Les médecins du Canada ressentent de la fatigue, selon un sondage de l’AMC

Certains médecins du Canada ressentent des niveaux élevés de fatigue et d’anxiété un an après le début de la pandémie de COVID-19, selon une nouvelle enquête de l’Association médicale canadienne (AMC), et l’inquiétude concernant le déploiement des vaccins dans le pays a été indiquée comme l’une des principales raisons.

L’enquête de l’AMC, menée auprès de 1648 médecins en exercice qui ont répondu entre le 18 et le 22 février, a révélé que 69 % avaient ressenti une augmentation de leur fatigue au cours de la dernière année, et que 65 % souffraient d’anxiété relativement à la pandémie.

Les résultats de l’enquête ont été publiés mercredi, marquant près d’un an depuis que l’Organisation mondiale de la santé a qualifié la crise de la COVID-19 de pandémie mondiale, le 11 mars 2020.

Les répondants au sondage ont indiqué que la durée plus longue des restrictions sociales (64 %), l’incertitude persistante quant à l’avenir (63 %) et les préoccupations concernant le déploiement des vaccins au Canada (62 %) contribuaient négativement à leur santé mentale.

L’enquête révèle que 81 % des personnes interrogées ont déclaré qu’une stratégie efficace de distribution de vaccins serait la principale priorité pour répondre à la pandémie. Plus de la moitié des répondants ont donné de mauvaises notes au déploiement, tel qu’il était effectué au moment où le sondage a eu lieu il y a quelques semaines.

Le déploiement des vaccins au Canada a stagné pendant le mois de février, des retards d’expédition ayant affecté l’approvisionnement des produits de Pfizer-BioNTech et de Moderna. Le déploiement s’est accéléré au cours des dernières semaines avec le rétablissement de l’approvisionnement, mais le Canada est toujours en retard sur plusieurs pays en ce qui concerne les doses administrées par habitant.

Quatre-vingt-treize pour cent des médecins interrogés par l’AMC ont déclaré que l’approvisionnement en vaccins était le principal défi du déploiement du vaccin. Une orientation claire sur les groupes prioritaires (52 %) et la participation des médecins dans la distribution et l’administration des vaccins (39 %) ont également été mentionnés.
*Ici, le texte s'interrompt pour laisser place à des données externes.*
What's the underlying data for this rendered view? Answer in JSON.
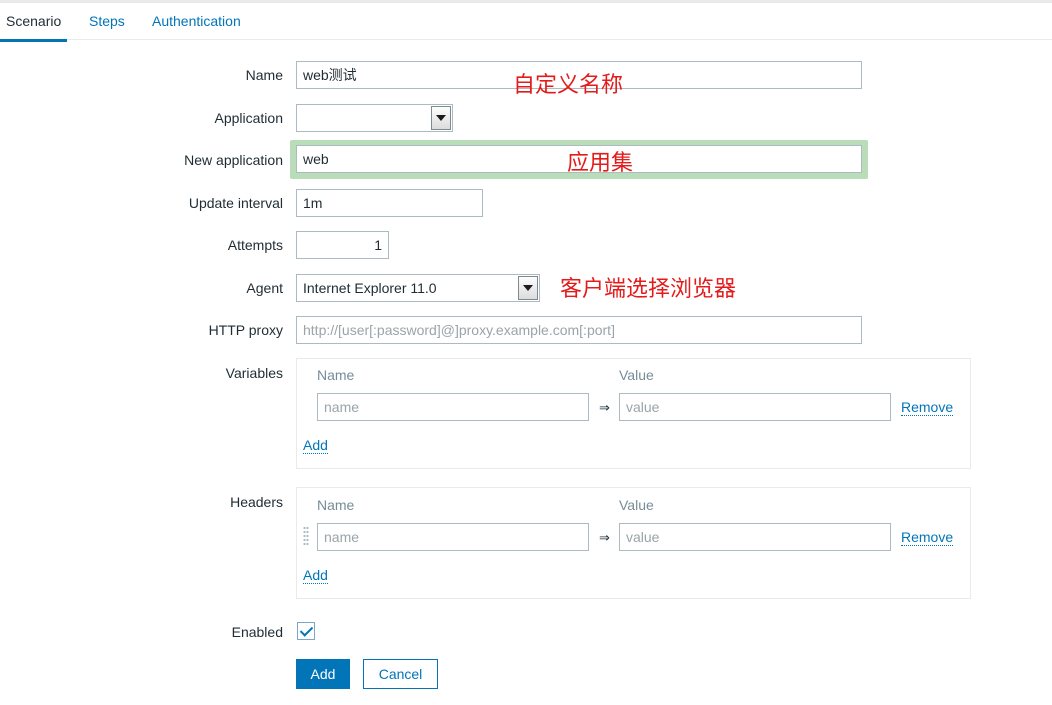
{
  "tabs": [
    {
      "label": "Scenario",
      "active": true
    },
    {
      "label": "Steps",
      "active": false
    },
    {
      "label": "Authentication",
      "active": false
    }
  ],
  "form": {
    "name": {
      "label": "Name",
      "value": "web测试"
    },
    "application": {
      "label": "Application",
      "value": ""
    },
    "new_application": {
      "label": "New application",
      "value": "web"
    },
    "update_interval": {
      "label": "Update interval",
      "value": "1m"
    },
    "attempts": {
      "label": "Attempts",
      "value": "1"
    },
    "agent": {
      "label": "Agent",
      "value": "Internet Explorer 11.0"
    },
    "http_proxy": {
      "label": "HTTP proxy",
      "placeholder": "http://[user[:password]@]proxy.example.com[:port]"
    },
    "variables": {
      "label": "Variables",
      "col_name": "Name",
      "col_value": "Value",
      "rows": [
        {
          "name_placeholder": "name",
          "value_placeholder": "value",
          "arrow": "⇒",
          "remove": "Remove"
        }
      ],
      "add": "Add"
    },
    "headers": {
      "label": "Headers",
      "col_name": "Name",
      "col_value": "Value",
      "rows": [
        {
          "name_placeholder": "name",
          "value_placeholder": "value",
          "arrow": "⇒",
          "remove": "Remove"
        }
      ],
      "add": "Add"
    },
    "enabled": {
      "label": "Enabled",
      "checked": true
    },
    "buttons": {
      "add": "Add",
      "cancel": "Cancel"
    }
  },
  "annotations": {
    "name_note": "自定义名称",
    "app_note": "应用集",
    "agent_note": "客户端选择浏览器"
  },
  "colors": {
    "accent": "#0275b8",
    "annotation": "#e41b1b",
    "highlight": "#b9dcb9"
  }
}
L’enquête de l’AMC a aussi exploré la gestion de la pandémie par les gouvernements, plus de la moitié des répondants ayant donné une mauvaise note aux gouvernements provinciaux et territoriaux pour la gestion du déploiement. Soixante et un pour cent ont estimé que la stratégie d’approvisionnement en vaccins du gouvernement fédéral était mauvaise ou très mauvaise.
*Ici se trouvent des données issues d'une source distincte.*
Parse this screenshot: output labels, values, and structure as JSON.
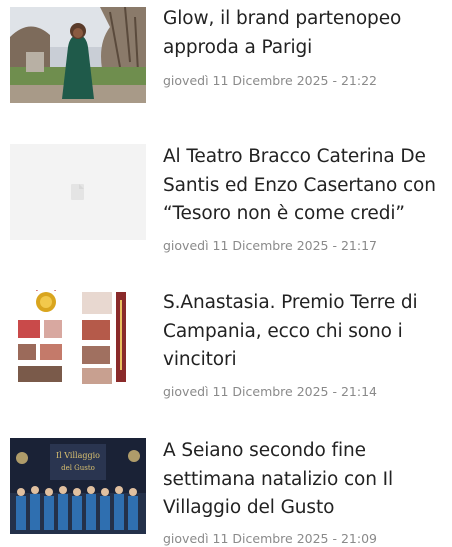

La récente approbation des vaccins d’Oxford-AstraZeneca et de Johnson & Johnson devrait permettre au plan d’inoculation du Canada de s’étendre davantage au cours des prochaines semaines.

Un peu plus de 5,1 % des résidants canadiens avaient reçu au moins une dose d’un vaccin contre la COVID-19, mardi après-midi.

«Le déploiement des vaccins représente la lumière au bout du tunnel pour la population canadienne. C’est aussi vrai pour les médecins, dont la santé mentale a été mise à mal par la pandémie», a déclaré la présidente de l’AMC, la Dre Ann Collins, dans un communiqué. «Malgré les efforts héroïques et les conseils de nos collègues de la santé publique et des travailleurs de la santé, le déploiement connaît des débuts difficiles. Nous ne pouvons pas nous permettre d’échouer.»